After all the socializing, it was time to get down to business and get Evan hooked up to the EEG leads. This is never a pleasant process and although it doesn't hurt, Evan cried through the entire process of gluing the leads on his head. That was the hardest part of today, but it wasn't a big surprise because Evan has always hated that part. Now he is being monitored through the EEG leads while being video taped and he'll be the the hospital for a few days. We are all hoping to hear good news over the next few days. We don't think he's having seizures and hopefully that will be confirmed this week.
This evening, there was a St. Patrick's Day party on the floor, complete with Irish dancers. Evan was allowed to unhook for an hour so he could attend and he ended up being the hit of the party. At one point during a break between dancers he showed off his own dance moves and then before they did their last dance he raised his hand and asked if he could dance too. They had him join the dancers and Aria and another little girl did too. It was a riot watching them all weave in and out as they did "the snake dance" (think Congo line with Irish clogging) . Everyone got a laugh at the scene of dancers and I'd say the party was a success! Evan is definitely not shy, but I'm not sure if it comes from confidence or a sense of indifference to what other people think. Either way, it'll serve him well.
March 08, 2008
March 04, 2008
One of the pretty cool advances in medicine comes in the form of digital photography. While Evan was sleeping off the heavy dose of drugs they gave him for the MRI, the nurse called the digital lab to request a copy of the scans for us. We walked to the lab on our way out and the CD was waiting for us!
Of course, we came home and popped the CD in a computer to look through all the images of Evan's brain. It's amazing to see. In November, Dr. Weiner told us that the opening left from the abnormal tissue he removed would fill with brain fluid and the brain may even spread out a little to fill the space. If a lot is removed, there will still be extra fluid and we lovingly refer that that part of Evan as Lake Weiner. Although after looking at the MRI images, it may be more like a river or stream, check it out...
You can clearly see the horizontal-ish white area where Dr. Weiner removed all the nasty bits. Evan also has metal plates on his head and I think one of them can be seen in the uneven area on the outer surface at about 8:00. Again, this is Rob's and my MRI report, so take all of this with a grain of salt!
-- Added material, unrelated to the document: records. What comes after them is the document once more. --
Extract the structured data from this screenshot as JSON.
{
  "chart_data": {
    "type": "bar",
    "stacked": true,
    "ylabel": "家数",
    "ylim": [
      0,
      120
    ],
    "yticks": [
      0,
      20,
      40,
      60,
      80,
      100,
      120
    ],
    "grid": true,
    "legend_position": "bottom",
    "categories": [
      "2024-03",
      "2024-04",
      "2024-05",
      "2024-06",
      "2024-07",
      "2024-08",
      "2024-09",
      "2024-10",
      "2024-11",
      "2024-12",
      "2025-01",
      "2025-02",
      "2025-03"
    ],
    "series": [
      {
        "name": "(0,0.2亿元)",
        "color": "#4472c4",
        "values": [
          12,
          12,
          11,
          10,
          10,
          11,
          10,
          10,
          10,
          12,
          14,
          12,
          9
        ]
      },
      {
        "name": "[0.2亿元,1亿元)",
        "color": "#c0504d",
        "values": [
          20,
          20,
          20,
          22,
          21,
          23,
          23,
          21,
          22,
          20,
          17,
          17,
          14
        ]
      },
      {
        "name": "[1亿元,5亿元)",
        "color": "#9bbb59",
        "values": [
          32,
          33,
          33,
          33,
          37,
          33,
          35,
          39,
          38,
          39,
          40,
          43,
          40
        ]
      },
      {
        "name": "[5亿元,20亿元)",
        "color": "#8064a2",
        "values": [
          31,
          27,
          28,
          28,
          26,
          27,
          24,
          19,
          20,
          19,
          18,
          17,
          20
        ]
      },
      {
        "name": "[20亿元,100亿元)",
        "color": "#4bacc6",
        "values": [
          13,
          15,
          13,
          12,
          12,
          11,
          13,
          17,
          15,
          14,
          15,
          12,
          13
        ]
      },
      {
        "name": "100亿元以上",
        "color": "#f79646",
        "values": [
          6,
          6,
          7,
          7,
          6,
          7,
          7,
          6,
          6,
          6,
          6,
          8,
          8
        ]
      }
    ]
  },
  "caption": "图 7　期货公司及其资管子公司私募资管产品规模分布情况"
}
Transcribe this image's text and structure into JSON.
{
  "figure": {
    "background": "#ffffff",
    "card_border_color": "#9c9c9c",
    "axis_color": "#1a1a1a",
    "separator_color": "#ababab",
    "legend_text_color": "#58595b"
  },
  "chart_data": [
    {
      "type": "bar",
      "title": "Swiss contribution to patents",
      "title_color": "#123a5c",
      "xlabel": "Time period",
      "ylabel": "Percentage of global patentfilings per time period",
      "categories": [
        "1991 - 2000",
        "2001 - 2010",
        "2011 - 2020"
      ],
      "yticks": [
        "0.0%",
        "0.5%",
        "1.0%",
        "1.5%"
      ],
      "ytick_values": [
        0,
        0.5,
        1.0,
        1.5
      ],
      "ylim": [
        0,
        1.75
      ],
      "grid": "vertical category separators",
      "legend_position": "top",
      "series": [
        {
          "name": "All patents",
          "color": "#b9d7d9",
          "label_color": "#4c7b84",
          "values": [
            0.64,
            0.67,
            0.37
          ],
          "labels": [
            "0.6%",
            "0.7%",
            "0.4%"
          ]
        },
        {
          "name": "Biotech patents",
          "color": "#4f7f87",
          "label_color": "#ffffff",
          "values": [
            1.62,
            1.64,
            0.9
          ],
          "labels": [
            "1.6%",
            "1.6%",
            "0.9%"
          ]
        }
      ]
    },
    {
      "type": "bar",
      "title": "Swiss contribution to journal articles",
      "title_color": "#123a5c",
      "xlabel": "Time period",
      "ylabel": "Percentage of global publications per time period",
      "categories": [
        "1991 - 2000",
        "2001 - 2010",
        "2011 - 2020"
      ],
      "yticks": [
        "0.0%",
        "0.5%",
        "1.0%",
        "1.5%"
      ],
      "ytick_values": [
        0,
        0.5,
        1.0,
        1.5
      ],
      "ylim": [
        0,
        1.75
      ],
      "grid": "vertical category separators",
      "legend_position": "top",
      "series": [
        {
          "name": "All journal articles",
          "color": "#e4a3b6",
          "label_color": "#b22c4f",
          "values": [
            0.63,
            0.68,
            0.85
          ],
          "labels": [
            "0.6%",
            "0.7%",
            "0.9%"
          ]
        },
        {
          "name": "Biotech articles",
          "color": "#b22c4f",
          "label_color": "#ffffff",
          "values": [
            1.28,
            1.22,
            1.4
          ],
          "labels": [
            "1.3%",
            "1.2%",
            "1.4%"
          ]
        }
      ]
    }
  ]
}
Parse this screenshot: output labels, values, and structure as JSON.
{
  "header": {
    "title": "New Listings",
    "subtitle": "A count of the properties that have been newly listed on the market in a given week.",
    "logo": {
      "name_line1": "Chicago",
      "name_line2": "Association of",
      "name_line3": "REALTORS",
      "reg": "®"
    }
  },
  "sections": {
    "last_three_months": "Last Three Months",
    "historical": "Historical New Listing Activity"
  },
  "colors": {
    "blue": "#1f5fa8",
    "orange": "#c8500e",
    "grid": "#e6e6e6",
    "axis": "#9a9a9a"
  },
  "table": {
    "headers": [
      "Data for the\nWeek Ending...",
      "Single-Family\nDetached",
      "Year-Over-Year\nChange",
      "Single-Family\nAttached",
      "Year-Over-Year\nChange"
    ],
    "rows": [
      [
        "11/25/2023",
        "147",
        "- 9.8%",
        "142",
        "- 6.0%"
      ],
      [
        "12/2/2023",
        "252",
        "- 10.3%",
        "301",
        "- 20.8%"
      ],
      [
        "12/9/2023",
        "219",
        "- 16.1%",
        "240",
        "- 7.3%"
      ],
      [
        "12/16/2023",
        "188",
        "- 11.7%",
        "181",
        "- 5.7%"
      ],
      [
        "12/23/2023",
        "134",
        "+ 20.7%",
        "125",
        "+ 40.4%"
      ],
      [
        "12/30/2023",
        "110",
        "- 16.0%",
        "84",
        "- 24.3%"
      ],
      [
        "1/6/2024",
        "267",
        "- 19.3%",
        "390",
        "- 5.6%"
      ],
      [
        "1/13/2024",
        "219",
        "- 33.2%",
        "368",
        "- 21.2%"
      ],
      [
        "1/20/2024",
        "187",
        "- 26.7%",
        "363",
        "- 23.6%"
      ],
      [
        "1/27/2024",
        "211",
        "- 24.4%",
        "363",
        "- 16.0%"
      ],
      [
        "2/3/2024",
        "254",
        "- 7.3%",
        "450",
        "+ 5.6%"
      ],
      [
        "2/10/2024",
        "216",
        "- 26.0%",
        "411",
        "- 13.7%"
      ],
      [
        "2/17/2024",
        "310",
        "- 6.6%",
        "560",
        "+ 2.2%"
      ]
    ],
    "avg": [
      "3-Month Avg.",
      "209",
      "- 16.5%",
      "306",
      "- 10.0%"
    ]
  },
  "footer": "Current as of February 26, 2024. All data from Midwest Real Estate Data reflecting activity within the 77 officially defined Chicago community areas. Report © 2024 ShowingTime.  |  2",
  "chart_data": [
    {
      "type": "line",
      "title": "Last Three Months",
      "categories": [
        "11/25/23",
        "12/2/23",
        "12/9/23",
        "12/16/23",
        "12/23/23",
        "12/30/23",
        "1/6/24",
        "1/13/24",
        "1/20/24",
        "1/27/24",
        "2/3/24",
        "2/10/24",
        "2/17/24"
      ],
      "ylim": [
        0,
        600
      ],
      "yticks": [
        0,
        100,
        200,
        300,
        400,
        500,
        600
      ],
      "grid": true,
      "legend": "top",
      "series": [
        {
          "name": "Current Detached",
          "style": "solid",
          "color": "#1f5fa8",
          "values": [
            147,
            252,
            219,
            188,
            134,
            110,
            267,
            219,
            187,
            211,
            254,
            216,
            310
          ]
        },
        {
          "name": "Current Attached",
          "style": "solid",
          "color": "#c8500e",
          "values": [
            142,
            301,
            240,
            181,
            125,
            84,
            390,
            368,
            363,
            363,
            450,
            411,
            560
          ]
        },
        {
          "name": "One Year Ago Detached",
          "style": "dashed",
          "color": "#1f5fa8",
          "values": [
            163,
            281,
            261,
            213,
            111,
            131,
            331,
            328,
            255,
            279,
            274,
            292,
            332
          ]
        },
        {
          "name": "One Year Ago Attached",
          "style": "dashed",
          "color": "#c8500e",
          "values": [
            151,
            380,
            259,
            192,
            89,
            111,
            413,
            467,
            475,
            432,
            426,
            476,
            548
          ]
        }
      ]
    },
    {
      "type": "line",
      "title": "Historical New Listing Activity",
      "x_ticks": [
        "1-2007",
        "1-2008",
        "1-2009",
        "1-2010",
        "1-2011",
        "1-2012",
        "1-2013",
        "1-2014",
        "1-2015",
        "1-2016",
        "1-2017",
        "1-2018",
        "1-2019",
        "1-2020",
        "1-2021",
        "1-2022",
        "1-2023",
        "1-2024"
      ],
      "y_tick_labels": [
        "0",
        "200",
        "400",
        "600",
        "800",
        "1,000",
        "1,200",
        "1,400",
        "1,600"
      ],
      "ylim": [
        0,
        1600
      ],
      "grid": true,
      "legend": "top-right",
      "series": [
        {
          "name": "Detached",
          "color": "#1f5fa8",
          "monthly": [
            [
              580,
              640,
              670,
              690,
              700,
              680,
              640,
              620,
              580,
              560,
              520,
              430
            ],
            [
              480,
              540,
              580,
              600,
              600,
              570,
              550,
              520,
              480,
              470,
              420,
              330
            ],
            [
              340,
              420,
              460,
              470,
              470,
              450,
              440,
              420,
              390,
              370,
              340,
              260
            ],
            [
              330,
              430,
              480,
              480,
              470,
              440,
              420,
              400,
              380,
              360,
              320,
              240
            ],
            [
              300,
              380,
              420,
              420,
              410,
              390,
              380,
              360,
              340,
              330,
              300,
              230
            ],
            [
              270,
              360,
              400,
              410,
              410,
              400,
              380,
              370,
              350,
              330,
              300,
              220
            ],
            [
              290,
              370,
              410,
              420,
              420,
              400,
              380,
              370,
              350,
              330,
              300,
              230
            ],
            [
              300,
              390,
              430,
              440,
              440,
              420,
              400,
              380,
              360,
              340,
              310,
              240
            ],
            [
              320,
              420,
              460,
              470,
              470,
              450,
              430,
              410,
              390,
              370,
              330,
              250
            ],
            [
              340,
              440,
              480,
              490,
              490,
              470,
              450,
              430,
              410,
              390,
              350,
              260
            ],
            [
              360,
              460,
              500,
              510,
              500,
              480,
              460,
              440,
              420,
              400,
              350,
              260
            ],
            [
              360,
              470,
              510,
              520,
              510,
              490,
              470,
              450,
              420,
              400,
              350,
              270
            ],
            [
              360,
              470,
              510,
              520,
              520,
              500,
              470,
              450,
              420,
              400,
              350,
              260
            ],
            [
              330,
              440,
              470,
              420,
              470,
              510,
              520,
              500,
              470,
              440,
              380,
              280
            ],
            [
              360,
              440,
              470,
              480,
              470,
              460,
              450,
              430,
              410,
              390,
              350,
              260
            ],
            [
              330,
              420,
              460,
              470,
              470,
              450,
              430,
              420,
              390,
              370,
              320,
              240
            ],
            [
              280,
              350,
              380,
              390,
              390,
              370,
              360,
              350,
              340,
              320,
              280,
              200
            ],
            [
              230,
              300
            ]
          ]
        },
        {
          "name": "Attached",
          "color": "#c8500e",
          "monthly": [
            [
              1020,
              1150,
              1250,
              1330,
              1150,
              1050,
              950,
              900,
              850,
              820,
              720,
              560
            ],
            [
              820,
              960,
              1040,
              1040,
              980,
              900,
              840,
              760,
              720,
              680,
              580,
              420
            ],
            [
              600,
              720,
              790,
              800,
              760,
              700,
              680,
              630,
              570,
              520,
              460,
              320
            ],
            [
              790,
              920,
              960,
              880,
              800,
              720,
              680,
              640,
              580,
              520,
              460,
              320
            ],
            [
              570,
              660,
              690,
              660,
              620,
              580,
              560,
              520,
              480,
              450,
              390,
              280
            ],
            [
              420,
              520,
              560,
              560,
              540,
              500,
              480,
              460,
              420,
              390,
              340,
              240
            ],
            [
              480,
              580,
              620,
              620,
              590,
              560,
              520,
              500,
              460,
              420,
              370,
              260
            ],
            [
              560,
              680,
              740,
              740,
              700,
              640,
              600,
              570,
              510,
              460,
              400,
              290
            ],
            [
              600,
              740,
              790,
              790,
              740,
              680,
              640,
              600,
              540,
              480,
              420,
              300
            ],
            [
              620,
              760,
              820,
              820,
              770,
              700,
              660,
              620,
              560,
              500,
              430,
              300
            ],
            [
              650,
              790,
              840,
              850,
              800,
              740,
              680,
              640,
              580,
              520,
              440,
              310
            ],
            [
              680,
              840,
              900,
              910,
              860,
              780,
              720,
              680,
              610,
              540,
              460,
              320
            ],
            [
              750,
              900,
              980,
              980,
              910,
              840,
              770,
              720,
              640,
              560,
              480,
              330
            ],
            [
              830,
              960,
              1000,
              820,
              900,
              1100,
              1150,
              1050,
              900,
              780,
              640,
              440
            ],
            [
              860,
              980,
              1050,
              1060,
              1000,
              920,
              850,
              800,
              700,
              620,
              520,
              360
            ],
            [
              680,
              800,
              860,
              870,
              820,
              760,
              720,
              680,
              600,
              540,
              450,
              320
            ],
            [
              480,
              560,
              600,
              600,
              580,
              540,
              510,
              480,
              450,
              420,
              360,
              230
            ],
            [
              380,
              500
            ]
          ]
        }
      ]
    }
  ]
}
If you are geeky like me and want to compare to the MRI done right after surgery, you can see it at this old blog entry:
Medical Maze: Brain Invasion
Overall, Evan did really well today, although he had some anxiety about being at the hospital. He was afraid he was going to have another surgery and even Aria was concerned that we wouldn't be home tonight. Clearly, we have to do a better job with our explanations. Evan seemed much better once he was convinced this trip didn't involve surgery and started noticing that he was hungry. We told him he could have a popsicle after he woke up from the sedation and the boy never forgets anything -- as soon as he opened his eyes he said, "Can I have a popsicle now?" What a trooper!